Jordan Bardella souligne que le décès de la jeune collégienne « appelle à une profonde réflexion sur la fonction de notre Justice ». La fillette, disparue le 29 mai, a été retrouvée sans vie le 4 juin.
« Ce tragique événement est un drame pour des millions de Français [...] Il représente un tournant dans notre pays, à l’image d’autres tragédies qui mettent en lumière l'incapacité croissante de l'État à protéger ses citoyens », se désole Bardella.
• Réformer la Justice
Lors de cette interview, Bardella a insisté sur le fait que son parti, s'il accédait à la présidence, mettrait en place une réforme visant à « remonter la Justice à sa juste place ». Il indique qu'il y a une carence de magistrats et de moyens, ajoutant qu'il y a quatre fois moins de procureurs en France par rapport à la moyenne européenne. Le RN souhaite doubler le nombre de magistrats et instaurer un « parquet national spécialisé pour les victimes mineures ».
• Critiques envers Emmanuel Macron
Bardella n’a pas hésité à critiquer Emmanuel Macron, affirmant qu'il a « largement failli à protéger les Français ». Il rappelle la promesse du candidat Macron de créer 15 000 places de prisons, soulignant qu'il n'y en a eu que 4 000, laissant un besoin de 40 000 places pour atteindre la moyenne européenne.
« Aujourd'hui, plus aucun parent n’est sûr pour la sécurité de ses enfants, même dans les établissements sensés être sûrs. C'est une situation alarmante qui nécessite une réponse immédiate », accuse-t-il.

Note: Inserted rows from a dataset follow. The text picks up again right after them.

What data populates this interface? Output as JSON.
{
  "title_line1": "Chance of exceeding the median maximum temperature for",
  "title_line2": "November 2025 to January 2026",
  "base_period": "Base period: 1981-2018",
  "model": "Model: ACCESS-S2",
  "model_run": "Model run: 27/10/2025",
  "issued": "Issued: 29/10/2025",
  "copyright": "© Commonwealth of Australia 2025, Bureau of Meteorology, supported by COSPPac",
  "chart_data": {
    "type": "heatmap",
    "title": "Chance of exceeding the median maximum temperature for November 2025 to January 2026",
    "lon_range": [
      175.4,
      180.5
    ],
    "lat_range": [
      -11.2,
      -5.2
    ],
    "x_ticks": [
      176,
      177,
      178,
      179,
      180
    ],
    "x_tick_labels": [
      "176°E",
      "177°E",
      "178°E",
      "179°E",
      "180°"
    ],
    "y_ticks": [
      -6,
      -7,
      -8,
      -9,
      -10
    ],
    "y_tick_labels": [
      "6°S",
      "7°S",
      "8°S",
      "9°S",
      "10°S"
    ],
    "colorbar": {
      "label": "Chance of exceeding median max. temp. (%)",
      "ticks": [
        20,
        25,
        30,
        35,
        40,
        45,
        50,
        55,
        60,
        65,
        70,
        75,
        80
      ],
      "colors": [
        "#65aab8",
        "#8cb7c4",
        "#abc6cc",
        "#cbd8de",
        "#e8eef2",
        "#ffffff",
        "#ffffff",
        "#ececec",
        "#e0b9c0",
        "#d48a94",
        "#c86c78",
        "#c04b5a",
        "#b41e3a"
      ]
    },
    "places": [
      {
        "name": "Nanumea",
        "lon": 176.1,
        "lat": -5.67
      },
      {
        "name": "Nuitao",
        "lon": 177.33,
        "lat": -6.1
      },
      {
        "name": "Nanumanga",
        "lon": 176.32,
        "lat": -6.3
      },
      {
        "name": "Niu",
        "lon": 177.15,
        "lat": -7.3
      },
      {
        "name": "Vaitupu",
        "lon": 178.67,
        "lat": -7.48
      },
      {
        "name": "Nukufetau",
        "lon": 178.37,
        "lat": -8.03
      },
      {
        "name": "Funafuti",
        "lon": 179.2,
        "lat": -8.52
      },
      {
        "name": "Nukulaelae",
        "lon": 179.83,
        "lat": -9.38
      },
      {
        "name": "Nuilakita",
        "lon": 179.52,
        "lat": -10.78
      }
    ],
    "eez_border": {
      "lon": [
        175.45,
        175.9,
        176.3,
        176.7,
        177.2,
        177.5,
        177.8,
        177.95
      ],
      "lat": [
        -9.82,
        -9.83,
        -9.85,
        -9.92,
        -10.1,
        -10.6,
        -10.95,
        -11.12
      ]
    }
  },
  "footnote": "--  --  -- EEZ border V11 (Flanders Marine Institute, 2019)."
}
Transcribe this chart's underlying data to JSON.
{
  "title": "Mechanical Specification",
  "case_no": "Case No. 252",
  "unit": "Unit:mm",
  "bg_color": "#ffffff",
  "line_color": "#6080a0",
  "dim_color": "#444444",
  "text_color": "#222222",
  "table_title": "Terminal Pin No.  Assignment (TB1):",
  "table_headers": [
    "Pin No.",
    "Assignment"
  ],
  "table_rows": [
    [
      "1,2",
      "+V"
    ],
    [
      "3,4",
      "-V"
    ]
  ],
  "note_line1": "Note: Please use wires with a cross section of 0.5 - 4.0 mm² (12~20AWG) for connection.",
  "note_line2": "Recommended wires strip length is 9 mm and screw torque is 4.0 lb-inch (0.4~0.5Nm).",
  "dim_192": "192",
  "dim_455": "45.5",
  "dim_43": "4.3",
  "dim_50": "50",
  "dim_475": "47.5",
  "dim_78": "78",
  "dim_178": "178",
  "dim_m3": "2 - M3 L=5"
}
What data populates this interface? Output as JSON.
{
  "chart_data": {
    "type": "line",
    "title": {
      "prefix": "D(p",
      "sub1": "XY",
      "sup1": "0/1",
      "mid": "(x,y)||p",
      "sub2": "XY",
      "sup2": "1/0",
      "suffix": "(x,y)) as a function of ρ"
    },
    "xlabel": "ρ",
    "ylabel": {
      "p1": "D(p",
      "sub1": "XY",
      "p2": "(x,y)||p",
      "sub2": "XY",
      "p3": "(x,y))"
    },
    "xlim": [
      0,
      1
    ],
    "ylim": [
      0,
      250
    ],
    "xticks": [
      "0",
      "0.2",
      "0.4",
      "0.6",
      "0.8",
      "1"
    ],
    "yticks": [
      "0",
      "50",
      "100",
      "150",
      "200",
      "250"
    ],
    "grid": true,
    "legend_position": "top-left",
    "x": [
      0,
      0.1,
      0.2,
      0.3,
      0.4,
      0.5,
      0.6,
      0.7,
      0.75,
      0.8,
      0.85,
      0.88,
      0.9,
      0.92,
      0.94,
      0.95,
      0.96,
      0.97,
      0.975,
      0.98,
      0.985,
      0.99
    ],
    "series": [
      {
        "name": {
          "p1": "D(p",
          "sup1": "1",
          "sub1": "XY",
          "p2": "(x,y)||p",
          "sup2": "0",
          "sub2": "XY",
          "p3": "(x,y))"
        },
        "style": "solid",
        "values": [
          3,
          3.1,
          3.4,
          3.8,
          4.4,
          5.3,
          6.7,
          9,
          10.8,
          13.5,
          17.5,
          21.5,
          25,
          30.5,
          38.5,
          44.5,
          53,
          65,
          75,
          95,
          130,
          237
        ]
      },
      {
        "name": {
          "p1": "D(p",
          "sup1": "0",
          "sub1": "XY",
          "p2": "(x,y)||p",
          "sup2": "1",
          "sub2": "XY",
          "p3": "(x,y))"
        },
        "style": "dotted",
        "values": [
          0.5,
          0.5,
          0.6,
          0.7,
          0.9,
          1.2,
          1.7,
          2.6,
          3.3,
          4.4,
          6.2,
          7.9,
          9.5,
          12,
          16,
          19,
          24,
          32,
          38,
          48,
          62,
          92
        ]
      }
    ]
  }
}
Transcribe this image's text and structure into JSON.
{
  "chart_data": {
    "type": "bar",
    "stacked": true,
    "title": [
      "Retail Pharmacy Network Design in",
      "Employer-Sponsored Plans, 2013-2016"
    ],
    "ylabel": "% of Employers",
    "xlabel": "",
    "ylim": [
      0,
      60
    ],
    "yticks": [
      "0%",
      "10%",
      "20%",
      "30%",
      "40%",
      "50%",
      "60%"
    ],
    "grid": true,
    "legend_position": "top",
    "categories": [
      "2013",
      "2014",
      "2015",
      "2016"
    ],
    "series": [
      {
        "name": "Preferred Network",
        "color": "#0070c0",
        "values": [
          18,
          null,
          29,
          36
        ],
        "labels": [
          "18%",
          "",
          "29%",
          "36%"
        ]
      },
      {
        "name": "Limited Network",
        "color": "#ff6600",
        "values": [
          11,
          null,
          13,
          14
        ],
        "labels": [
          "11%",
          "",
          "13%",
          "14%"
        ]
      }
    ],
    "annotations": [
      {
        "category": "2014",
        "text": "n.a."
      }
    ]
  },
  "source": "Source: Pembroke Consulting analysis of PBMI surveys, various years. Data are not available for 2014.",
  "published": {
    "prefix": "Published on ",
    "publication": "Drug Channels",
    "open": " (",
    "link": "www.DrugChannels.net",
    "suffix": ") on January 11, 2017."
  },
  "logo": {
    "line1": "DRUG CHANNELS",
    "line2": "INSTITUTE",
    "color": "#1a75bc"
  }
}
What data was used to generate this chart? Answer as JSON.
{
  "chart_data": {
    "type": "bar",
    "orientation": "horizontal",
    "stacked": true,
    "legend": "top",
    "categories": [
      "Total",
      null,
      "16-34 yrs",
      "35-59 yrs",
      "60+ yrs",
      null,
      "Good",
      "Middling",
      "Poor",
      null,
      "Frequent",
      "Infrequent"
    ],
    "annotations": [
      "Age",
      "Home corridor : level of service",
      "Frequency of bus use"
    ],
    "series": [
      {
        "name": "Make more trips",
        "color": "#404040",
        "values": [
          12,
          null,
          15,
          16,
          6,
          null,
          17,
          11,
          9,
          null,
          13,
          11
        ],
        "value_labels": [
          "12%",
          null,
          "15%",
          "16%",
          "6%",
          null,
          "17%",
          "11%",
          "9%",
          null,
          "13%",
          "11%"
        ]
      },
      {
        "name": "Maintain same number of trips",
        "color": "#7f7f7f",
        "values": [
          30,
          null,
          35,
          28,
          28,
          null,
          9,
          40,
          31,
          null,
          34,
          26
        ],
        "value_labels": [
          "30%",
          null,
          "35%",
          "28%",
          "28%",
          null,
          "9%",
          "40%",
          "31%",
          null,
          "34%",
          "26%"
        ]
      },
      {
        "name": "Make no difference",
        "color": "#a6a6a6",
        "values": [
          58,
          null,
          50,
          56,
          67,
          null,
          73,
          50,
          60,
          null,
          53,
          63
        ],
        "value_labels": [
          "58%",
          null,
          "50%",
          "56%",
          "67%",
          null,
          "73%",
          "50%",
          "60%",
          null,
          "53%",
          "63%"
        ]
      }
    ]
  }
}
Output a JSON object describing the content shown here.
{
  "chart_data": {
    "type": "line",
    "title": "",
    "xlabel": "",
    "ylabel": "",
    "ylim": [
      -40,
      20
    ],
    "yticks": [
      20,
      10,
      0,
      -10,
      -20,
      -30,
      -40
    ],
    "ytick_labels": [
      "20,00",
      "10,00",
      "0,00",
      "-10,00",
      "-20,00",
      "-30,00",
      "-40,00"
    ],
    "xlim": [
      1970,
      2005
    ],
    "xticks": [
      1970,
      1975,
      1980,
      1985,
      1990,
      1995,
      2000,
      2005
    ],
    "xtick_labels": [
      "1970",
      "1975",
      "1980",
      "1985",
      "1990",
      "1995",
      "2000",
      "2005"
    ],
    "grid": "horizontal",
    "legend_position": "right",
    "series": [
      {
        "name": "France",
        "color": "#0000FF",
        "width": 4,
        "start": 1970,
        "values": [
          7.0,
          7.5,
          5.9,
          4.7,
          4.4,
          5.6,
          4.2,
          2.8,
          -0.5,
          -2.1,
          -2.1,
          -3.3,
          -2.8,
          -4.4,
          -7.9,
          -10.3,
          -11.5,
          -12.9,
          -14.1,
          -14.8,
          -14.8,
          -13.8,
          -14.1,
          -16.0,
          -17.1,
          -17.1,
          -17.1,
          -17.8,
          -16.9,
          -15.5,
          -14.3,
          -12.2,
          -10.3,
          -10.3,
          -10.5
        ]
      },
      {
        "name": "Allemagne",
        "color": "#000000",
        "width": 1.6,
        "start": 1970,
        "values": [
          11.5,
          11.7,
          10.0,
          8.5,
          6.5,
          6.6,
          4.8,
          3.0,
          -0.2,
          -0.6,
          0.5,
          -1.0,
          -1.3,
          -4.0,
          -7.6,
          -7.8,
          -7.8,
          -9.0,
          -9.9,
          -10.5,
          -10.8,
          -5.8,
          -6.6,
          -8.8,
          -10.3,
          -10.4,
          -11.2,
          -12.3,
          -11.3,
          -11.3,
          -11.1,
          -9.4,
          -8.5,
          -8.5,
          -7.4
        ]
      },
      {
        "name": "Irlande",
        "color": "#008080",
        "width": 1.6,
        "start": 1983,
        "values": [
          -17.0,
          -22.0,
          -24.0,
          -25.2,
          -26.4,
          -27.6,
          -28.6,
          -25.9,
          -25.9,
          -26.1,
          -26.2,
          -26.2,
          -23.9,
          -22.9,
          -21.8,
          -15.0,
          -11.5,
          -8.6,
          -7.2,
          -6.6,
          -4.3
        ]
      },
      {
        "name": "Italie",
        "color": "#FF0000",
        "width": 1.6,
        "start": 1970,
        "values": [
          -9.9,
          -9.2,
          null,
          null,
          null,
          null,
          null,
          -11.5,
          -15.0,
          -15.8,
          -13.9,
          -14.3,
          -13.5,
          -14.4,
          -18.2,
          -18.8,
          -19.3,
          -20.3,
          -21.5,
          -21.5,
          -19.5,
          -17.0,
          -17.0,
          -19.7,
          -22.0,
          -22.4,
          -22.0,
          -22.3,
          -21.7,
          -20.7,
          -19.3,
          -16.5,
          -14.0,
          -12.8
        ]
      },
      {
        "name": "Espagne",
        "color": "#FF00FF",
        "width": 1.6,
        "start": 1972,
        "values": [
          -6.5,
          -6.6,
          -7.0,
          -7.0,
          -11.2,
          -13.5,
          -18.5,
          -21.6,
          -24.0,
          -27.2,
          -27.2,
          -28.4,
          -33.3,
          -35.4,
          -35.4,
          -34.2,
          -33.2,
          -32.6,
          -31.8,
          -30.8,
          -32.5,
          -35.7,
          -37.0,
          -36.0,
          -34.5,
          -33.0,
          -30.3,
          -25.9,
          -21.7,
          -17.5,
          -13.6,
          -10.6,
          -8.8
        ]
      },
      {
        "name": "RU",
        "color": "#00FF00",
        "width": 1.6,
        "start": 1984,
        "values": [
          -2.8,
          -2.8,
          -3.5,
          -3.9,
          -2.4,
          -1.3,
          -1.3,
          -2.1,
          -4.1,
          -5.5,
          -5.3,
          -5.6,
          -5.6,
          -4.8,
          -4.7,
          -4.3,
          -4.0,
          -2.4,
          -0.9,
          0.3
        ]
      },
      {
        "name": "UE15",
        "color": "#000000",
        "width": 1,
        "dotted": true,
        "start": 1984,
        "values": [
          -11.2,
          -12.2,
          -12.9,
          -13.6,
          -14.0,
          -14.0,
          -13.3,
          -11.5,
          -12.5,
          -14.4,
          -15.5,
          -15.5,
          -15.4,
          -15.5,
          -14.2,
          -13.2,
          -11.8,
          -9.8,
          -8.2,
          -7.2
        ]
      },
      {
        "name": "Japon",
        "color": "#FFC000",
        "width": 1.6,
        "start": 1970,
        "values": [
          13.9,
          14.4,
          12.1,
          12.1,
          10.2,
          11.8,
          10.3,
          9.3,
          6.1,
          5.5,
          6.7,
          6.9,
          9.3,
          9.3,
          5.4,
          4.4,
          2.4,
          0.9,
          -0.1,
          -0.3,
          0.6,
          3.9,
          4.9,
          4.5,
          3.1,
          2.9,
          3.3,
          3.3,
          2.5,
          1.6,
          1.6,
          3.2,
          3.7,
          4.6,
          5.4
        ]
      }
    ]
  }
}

• La durcissement des peines pour les prédateurs sexuels
En réponse aux violences sexuelles, Bardella souhaite des peines beaucoup plus sévères et prône une doctrine de « tolérance zéro ». Il propose que la perpétuité réelle incompressible soit appliquée aux prédateurs sexuels, comme c’est la pratique pour les terroristes. « Il y a des cas irrécupérables », estime-t-il.
• Démission du ministre de la Justice ?
Concernant le ministre de la Justice, Gérald Darmanin, Bardella appelle à sa démission, considérant qu'il devrait prendre ses responsabilités par honneur. « En politique, on doit assumer, et il doit reconnaître l'échec de son administration », conclut-il.
Cette intervention de Bardella relance le débat sur la réforme de la justice en France, maintenant d'actualité par les événements récents, comme souligné par le journaliste de BFMTV.